Amazingly, Gentry abandons this hermeneutic when he comes to 1 Thessalonians 4, 2 Thessalonians 1, and other key eschatological texts where the saints were experiencing the same persecution as those in Revelation and were given the same promise of imminent relief at the coming of the Lord.

For Gentry, apparently the promise of vindication and relief for the saints in Revelation had to be fulfilled soon, within their lifetime, or else God would be cruelly mocking their suffering. But, in Romans, in Thessalonians, in Hebrews, in James, in Peter, etc., it was perfectly fine to use the language of imminent vindication at the Day of the Lord, when in fact no such soon coming vindication was intended! To say that this is inconsistent and self-defeating is a huge understatement. Sadly, other commentators make the same mistakes. See my book, In Flaming Fire, for an in-depth exegetical examination of 2 Thessalonians 1 and Paul’s promise to the suffering Thessalonian saints that they would receive relief from that then on-going persecution, “When the Lord Jesus is revealed from heaven.”

Our point here is that the harvest, of which the saints in James were the first fruit, was clearly posited as coming soon when James wrote his epistle. His paranesis to remain faithful, “until the coming of the Lord” only makes sense if he had the coming of the Lord in mind.

His emphatic declaration that the Lord’s parousia “has drawn near” cannot be denied without doing horrible injustice to the linguistics of the text. That was not a “spatial” nearness, but temporal.

And, his statement that the Lord, the Judge, was standing “right at the door” is an undeniable allusion and echo of Matthew 24:32. There, Jesus told his apostles that when they saw the signs of the end that he had given, “when you see these things come to pass, then know that it is nigh, even at the doors.”

When we combine James’ testimony of the imminent harvest with the testimony of Revelation 7 & 14 in regard to the first fruit and the impending harvest, at the coming of the Son of Man in judgment of Babylon, the city “where the Lord was slain” (Revelation 11:8 / 14:6f), there can be little doubt that the NT posits the end of the age harvest, the coming of the Lord, as a first century event.
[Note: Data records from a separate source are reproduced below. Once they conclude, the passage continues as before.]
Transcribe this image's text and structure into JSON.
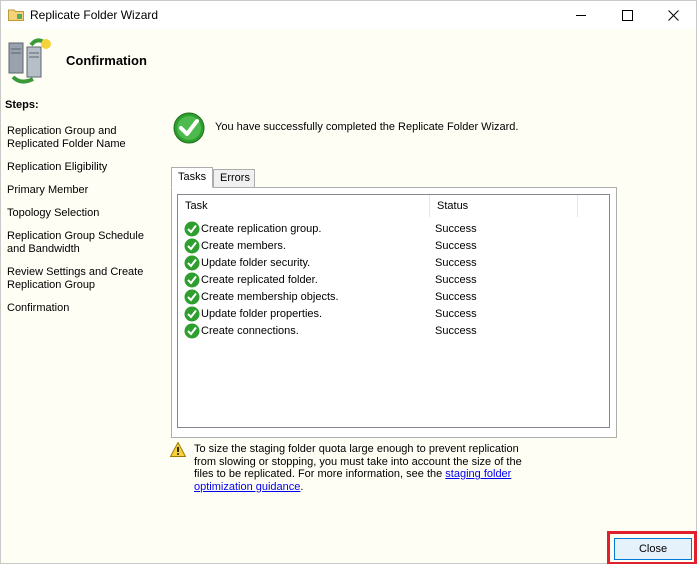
{
  "window": {
    "title": "Replicate Folder Wizard",
    "controls": {
      "minimize": "minimize-icon",
      "maximize": "maximize-icon",
      "close": "close-icon"
    }
  },
  "header": {
    "title": "Confirmation",
    "icon": "replication-servers-icon"
  },
  "steps": {
    "title": "Steps:",
    "items": [
      {
        "label": "Replication Group and Replicated Folder Name"
      },
      {
        "label": "Replication Eligibility"
      },
      {
        "label": "Primary Member"
      },
      {
        "label": "Topology Selection"
      },
      {
        "label": "Replication Group Schedule and Bandwidth"
      },
      {
        "label": "Review Settings and Create Replication Group"
      },
      {
        "label": "Confirmation"
      }
    ]
  },
  "result": {
    "message": "You have successfully completed the Replicate Folder Wizard.",
    "icon": "success-check-icon"
  },
  "tabs": [
    {
      "label": "Tasks",
      "active": true
    },
    {
      "label": "Errors",
      "active": false
    }
  ],
  "grid": {
    "columns": [
      "Task",
      "Status"
    ],
    "rows": [
      {
        "task": "Create replication group.",
        "status": "Success"
      },
      {
        "task": "Create members.",
        "status": "Success"
      },
      {
        "task": "Update folder security.",
        "status": "Success"
      },
      {
        "task": "Create replicated folder.",
        "status": "Success"
      },
      {
        "task": "Create membership objects.",
        "status": "Success"
      },
      {
        "task": "Update folder properties.",
        "status": "Success"
      },
      {
        "task": "Create connections.",
        "status": "Success"
      }
    ]
  },
  "warning": {
    "icon": "warning-icon",
    "line1": "To size the staging folder quota large enough to prevent replication",
    "line2": "from slowing or stopping, you must take into account the size of the",
    "line3": "files to be replicated. For more information, see the ",
    "link_part1": "staging folder",
    "link_part2": "optimization guidance",
    "end": "."
  },
  "footer": {
    "close_label": "Close"
  },
  "colors": {
    "highlight": "#e0202a",
    "success_green": "#2e9e2e",
    "link": "#0000ee"
  }
}
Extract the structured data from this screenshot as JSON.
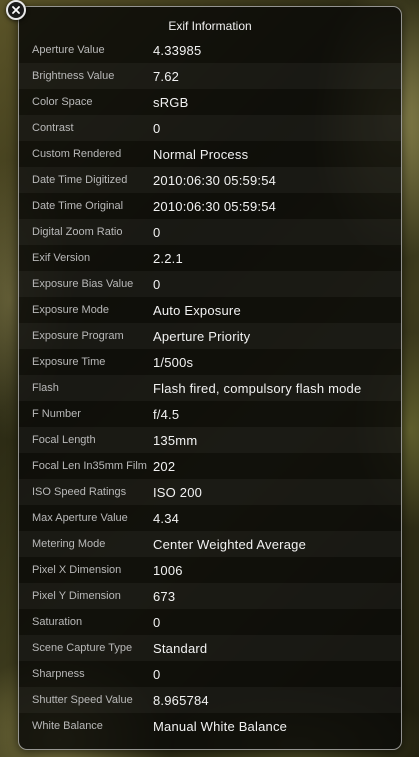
{
  "panel": {
    "title": "Exif Information"
  },
  "rows": [
    {
      "label": "Aperture Value",
      "value": "4.33985"
    },
    {
      "label": "Brightness Value",
      "value": "7.62"
    },
    {
      "label": "Color Space",
      "value": "sRGB"
    },
    {
      "label": "Contrast",
      "value": "0"
    },
    {
      "label": "Custom Rendered",
      "value": "Normal Process"
    },
    {
      "label": "Date Time Digitized",
      "value": "2010:06:30 05:59:54"
    },
    {
      "label": "Date Time Original",
      "value": "2010:06:30 05:59:54"
    },
    {
      "label": "Digital Zoom Ratio",
      "value": "0"
    },
    {
      "label": "Exif Version",
      "value": "2.2.1"
    },
    {
      "label": "Exposure Bias Value",
      "value": "0"
    },
    {
      "label": "Exposure Mode",
      "value": "Auto Exposure"
    },
    {
      "label": "Exposure Program",
      "value": "Aperture Priority"
    },
    {
      "label": "Exposure Time",
      "value": "1/500s"
    },
    {
      "label": "Flash",
      "value": "Flash fired, compulsory flash mode"
    },
    {
      "label": "F Number",
      "value": "f/4.5"
    },
    {
      "label": "Focal Length",
      "value": "135mm"
    },
    {
      "label": "Focal Len In35mm Film",
      "value": "202"
    },
    {
      "label": "ISO Speed Ratings",
      "value": "ISO 200"
    },
    {
      "label": "Max Aperture Value",
      "value": "4.34"
    },
    {
      "label": "Metering Mode",
      "value": "Center Weighted Average"
    },
    {
      "label": "Pixel X Dimension",
      "value": "1006"
    },
    {
      "label": "Pixel Y Dimension",
      "value": "673"
    },
    {
      "label": "Saturation",
      "value": "0"
    },
    {
      "label": "Scene Capture Type",
      "value": "Standard"
    },
    {
      "label": "Sharpness",
      "value": "0"
    },
    {
      "label": "Shutter Speed Value",
      "value": "8.965784"
    },
    {
      "label": "White Balance",
      "value": "Manual White Balance"
    }
  ]
}
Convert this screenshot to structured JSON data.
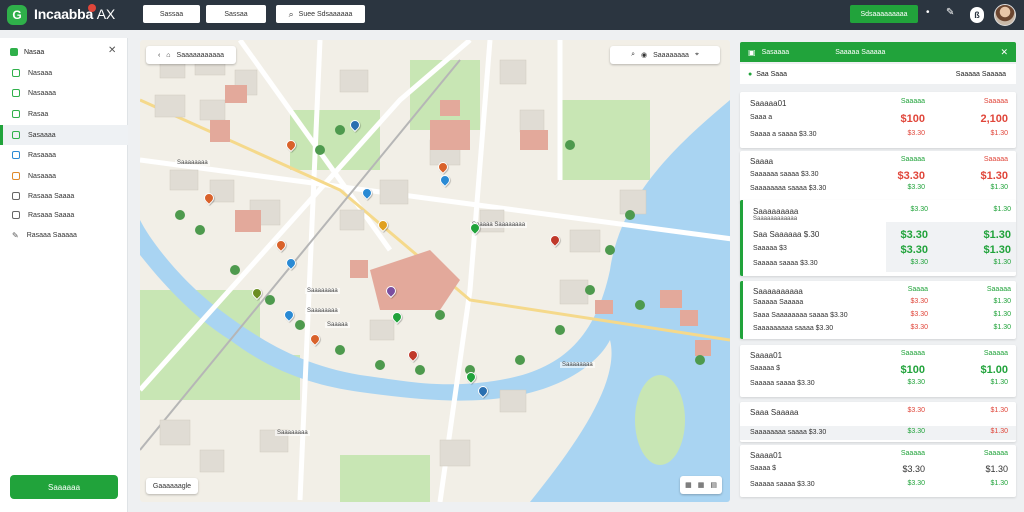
{
  "app": {
    "title": "Incaabba",
    "title_suffix": "AX",
    "logo_letter": "G"
  },
  "topbar": {
    "btn1": "Sassaa",
    "btn2": "Sassaa",
    "search_label": "Suee Sdsaaaaaa",
    "cta": "Sdsaaaaaaaaa"
  },
  "sidebar": {
    "header": "Nasaa",
    "items": [
      {
        "label": "Nasaaa"
      },
      {
        "label": "Nasaaaa"
      },
      {
        "label": "Rasaa"
      },
      {
        "label": "Sasaaaa",
        "active": true
      },
      {
        "label": "Rasaaaa"
      },
      {
        "label": "Nasaaaa"
      },
      {
        "label": "Rasaaa Saaaa"
      },
      {
        "label": "Rasaaa Saaaa"
      },
      {
        "label": "Rasaaa Saaaaa"
      }
    ],
    "footer_button": "Saaaaaa"
  },
  "map": {
    "breadcrumb": "Saaaaaaaaaaa",
    "search_placeholder": "Saaaaaaaa",
    "watermark": "Gaaaaaagle",
    "labels": [
      "Saaaaaaaa",
      "Saaaaa Saaaaaaaa",
      "Saaaaaaaa",
      "Saaaaaaaa",
      "Saaaaa",
      "Saaaaaaaa",
      "Saaaaaaaa"
    ]
  },
  "panel": {
    "header_left": "Sasaaaa",
    "header_right": "Saaaaa Saaaaa",
    "sub_left": "Saa Saaa",
    "sub_right": "Saaaaa Saaaaa",
    "cards": [
      {
        "title": "Saaaaa01",
        "col1_head": "Saaaaa",
        "col2_head": "Saaaaa",
        "rows": [
          {
            "label": "Saaa  a",
            "c1": "$100",
            "c2": "2,100"
          },
          {
            "label": "Saaaa a  saaaa  $3.30",
            "c1": "$3.30",
            "c2": "$1.30"
          }
        ]
      },
      {
        "title": "Saaaa",
        "col1_head": "Saaaaa",
        "col2_head": "Saaaaa",
        "rows": [
          {
            "label": "Saaaaaa  saaaa  $3.30",
            "c1": "$3.30",
            "c2": "$1.30"
          },
          {
            "label": "Saaaaaaaa  saaaa  $3.30",
            "c1": "$3.30",
            "c2": "$1.30"
          },
          {
            "label": "",
            "c1": "",
            "c2": ""
          }
        ]
      },
      {
        "title": "Saaaaaaaaa",
        "title_extra": "Saaaaaaaaaaaa",
        "col1_head": "$3.30",
        "col2_head": "$1.30",
        "rows": [
          {
            "label": "Saa Saaaaaa  $.30",
            "c1": "$3.30",
            "c2": "$1.30"
          },
          {
            "label": "Saaaaa  $3",
            "c1": "$3.30",
            "c2": "$1.30"
          },
          {
            "label": "Saaaaa  saaaa  $3.30",
            "c1": "$3.30",
            "c2": "$1.30"
          }
        ]
      },
      {
        "title": "Saaaaaaaaaa",
        "col1_head": "Saaaa",
        "col2_head": "Saaaaa",
        "rows": [
          {
            "label": "Saaaaa Saaaaa",
            "c1": "$3.30",
            "c2": "$1.30"
          },
          {
            "label": "Saaa  Saaaaaaaa  saaaa  $3.30",
            "c1": "$3.30",
            "c2": "$1.30"
          },
          {
            "label": "Saaaaaaaaa  saaaa  $3.30",
            "c1": "$3.30",
            "c2": "$1.30"
          }
        ]
      },
      {
        "title": "Saaaa01",
        "col1_head": "Saaaaa",
        "col2_head": "Saaaaa",
        "rows": [
          {
            "label": "Saaaaa  $",
            "c1": "$100",
            "c2": "$1.00"
          },
          {
            "label": "Saaaaa  saaaa  $3.30",
            "c1": "$3.30",
            "c2": "$1.30"
          }
        ]
      },
      {
        "title": "Saaa Saaaaa",
        "col1_head": "$3.30",
        "col2_head": "$1.30",
        "rows": [
          {
            "label": "Saaaaaaaa  saaaa  $3.30",
            "c1": "$3.30",
            "c2": "$1.30"
          }
        ]
      },
      {
        "title": "Saaaa01",
        "col1_head": "Saaaaa",
        "col2_head": "Saaaaa",
        "rows": [
          {
            "label": "Saaaa  $",
            "c1": "$3.30",
            "c2": "$1.30"
          },
          {
            "label": "Saaaaa  saaaa  $3.30",
            "c1": "$3.30",
            "c2": "$1.30"
          }
        ]
      }
    ]
  },
  "colors": {
    "brand": "#21a33b",
    "topbar": "#2b3540",
    "negative": "#e0463a",
    "water": "#a9d4f2",
    "park": "#c8e6b4"
  }
}
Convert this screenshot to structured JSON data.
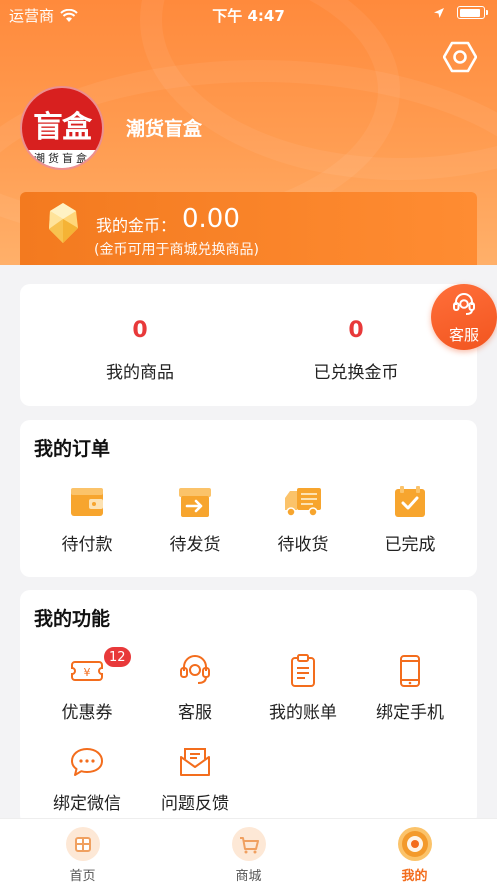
{
  "status_bar": {
    "carrier": "运营商",
    "time": "下午 4:47"
  },
  "profile": {
    "avatar_big_text": "盲盒",
    "avatar_small_text": "潮货盲盒",
    "name": "潮货盲盒"
  },
  "coins": {
    "label": "我的金币：",
    "value": "0.00",
    "note": "(金币可用于商城兑换商品)"
  },
  "stats": [
    {
      "value": "0",
      "label": "我的商品"
    },
    {
      "value": "0",
      "label": "已兑换金币"
    }
  ],
  "customer_service_float": "客服",
  "orders": {
    "title": "我的订单",
    "items": [
      {
        "label": "待付款",
        "icon": "wallet-icon"
      },
      {
        "label": "待发货",
        "icon": "box-arrow-icon"
      },
      {
        "label": "待收货",
        "icon": "truck-icon"
      },
      {
        "label": "已完成",
        "icon": "completed-box-icon"
      }
    ]
  },
  "functions": {
    "title": "我的功能",
    "items": [
      {
        "label": "优惠券",
        "icon": "coupon-icon",
        "badge": "12"
      },
      {
        "label": "客服",
        "icon": "headset-icon"
      },
      {
        "label": "我的账单",
        "icon": "bill-icon"
      },
      {
        "label": "绑定手机",
        "icon": "phone-icon"
      },
      {
        "label": "绑定微信",
        "icon": "chat-bubble-icon"
      },
      {
        "label": "问题反馈",
        "icon": "feedback-icon"
      }
    ]
  },
  "tabbar": [
    {
      "label": "首页",
      "icon": "home-icon"
    },
    {
      "label": "商城",
      "icon": "cart-icon"
    },
    {
      "label": "我的",
      "icon": "profile-icon",
      "active": true
    }
  ],
  "colors": {
    "accent": "#f36d1d",
    "header": "#ff8a3c",
    "number_red": "#e8393a",
    "coin_card": "#f37a1f"
  }
}
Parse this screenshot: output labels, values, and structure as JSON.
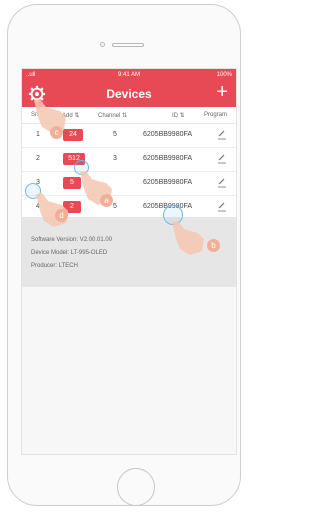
{
  "status_bar": {
    "signal": "..ull",
    "time": "9:41 AM",
    "battery": "100%"
  },
  "nav": {
    "title": "Devices",
    "add_label": "+"
  },
  "columns": {
    "sn": "Sn",
    "address": "Add ⇅",
    "channel": "Channel ⇅",
    "id": "ID ⇅",
    "program": "Program"
  },
  "rows": [
    {
      "sn": "1",
      "address": "24",
      "channel": "5",
      "id": "6205BB9980FA"
    },
    {
      "sn": "2",
      "address": "512",
      "channel": "3",
      "id": "6205BB9980FA"
    },
    {
      "sn": "3",
      "address": "5",
      "channel": "",
      "id": "6205BB9980FA"
    },
    {
      "sn": "4",
      "address": "2",
      "channel": "5",
      "id": "6205BB9980FA"
    }
  ],
  "info": {
    "software": "Software Version:  V2.00.01.00",
    "model": "Device Model:  LT-995-OLED",
    "producer": "Producer:  LTECH"
  },
  "callouts": {
    "a": "a",
    "b": "b",
    "c": "c",
    "d": "d"
  },
  "colors": {
    "accent": "#e84a55",
    "touch": "#6fb9ea",
    "hand": "#f0b098"
  }
}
Not only that, when we honor the nature of the first fruit in James and in Revelation, it precludes any idea of a physical resurrection of dead corpses coming out of the dirt. This is incredibly important, and yet, mostly ignored.

So, what we have in James is this. The writer speaks of the past life of his audience. Like Adam, they had lived lives of lust and sin that had “given birth” to death in them. Like Adam, when they sinned, they had died. They had belonged to the Old World of sin and death. Again, one would think it unnecessary to point out that they had not died physically. They had died spiritually.

But now, they had been raised from that death (and according to Ephesians 1:12f, given the charismatic gifts of the Spirit as the guarantee of the coming consummation of what had been initiated in them). They had died to death; they had been “begotten” to life! They had become the first fruit of God’s New Creation!

Since neither the death that they had died was physical death, nor was resurrection / “birthing” a physical raising from biological death. This serves as virtual prima facie proof that the resurrection harvest that was so imminent was not a literal resurrection from biological death.

James 1-5 thus serves as an incredibly powerful testimony to the reality and truth of Covenant Eschatology.